Kapila Spa owner Candida Layman shares her story:

“I came to Canada and opened my salon ten years ago. It was a real adjustment. I am still adapting.” Those are the thoughts of Candida Layman, owner of Kapila Salon and Day Spa in Windsor, Ontario. “In the Dominican, where I am from, going to the spa is part of life, not something reserved for weddings and graduations.”

Finding adequate resources was also a challenge for Layman. “There just weren’t that many resources, especially for us women, to get a business started. I was bringing what I knew from my own country and that didn’t work. In the Dominican, the customer is everything. It is all about customer service. In Canada, you get more of a ‘service isn’t my department’ approach. It is very hard to get used to.”
“I love what I do,” Layman continues, “in three hours I can transform a person. And it costs a lot less and is less invasive than plastic surgery.”

Layman, who has years of experience in the hospitality industry in the Dominican Republic admits she found changing professions and countries a bit challenging.
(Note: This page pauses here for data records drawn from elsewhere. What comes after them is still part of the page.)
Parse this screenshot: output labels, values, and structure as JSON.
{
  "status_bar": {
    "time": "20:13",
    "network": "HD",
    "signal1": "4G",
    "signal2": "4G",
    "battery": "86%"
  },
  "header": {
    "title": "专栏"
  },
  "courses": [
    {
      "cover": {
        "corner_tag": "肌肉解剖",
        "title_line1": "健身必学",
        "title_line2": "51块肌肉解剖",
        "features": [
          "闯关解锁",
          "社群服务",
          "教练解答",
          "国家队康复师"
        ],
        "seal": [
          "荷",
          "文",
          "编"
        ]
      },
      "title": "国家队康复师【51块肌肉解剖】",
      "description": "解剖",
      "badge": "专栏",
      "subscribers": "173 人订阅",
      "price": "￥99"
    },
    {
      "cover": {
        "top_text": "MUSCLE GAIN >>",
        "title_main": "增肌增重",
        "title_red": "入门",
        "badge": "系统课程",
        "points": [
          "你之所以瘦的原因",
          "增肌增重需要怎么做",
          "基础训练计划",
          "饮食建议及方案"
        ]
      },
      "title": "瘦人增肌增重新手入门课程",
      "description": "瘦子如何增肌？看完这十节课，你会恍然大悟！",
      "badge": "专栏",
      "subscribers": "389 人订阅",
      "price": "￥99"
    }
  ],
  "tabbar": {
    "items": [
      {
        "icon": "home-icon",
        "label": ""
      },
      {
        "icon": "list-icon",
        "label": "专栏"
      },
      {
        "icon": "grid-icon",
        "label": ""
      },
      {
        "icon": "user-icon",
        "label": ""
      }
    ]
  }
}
And now, she has the additional responsibilities of being a wife and mother to two young children. “It is difficult to juggle everything.”

Tips for immigrant women wanting their own businesses

1. Be clear about what you want

2. Have a well crafted marketing plan

3. Set your goals based on what you know you are capable of achieving

4. Watch the response of your market

Things won’t be exactly the same as at home. You have to be able to be flexible in what you offer. Without a market willing to buy what you are selling, even the best plans have to be changed

5. Be prepared to do it on your own

Layman provides salon and spa services as well as keeps her facility immaculate, then manages the business, markets the business, and coordinates her family’s activities

6. Be true to yourself

7. Be very organized

It will help a lot when you are challenged by everything coming at you

8. Be willing to continue to develop your skills

Candida attends four trade shows per year and participates in at least six days of professional spa and styling development to ensure she is bringing new trends to her clients

9. Customers are your number one priority

Candida brings the same styles and products to her small city clients as those who have salons in New York, Chicago, and Europe

10. Accept that each country has its own way of doing business and if you bring the best of what your country offers, you will have your niche.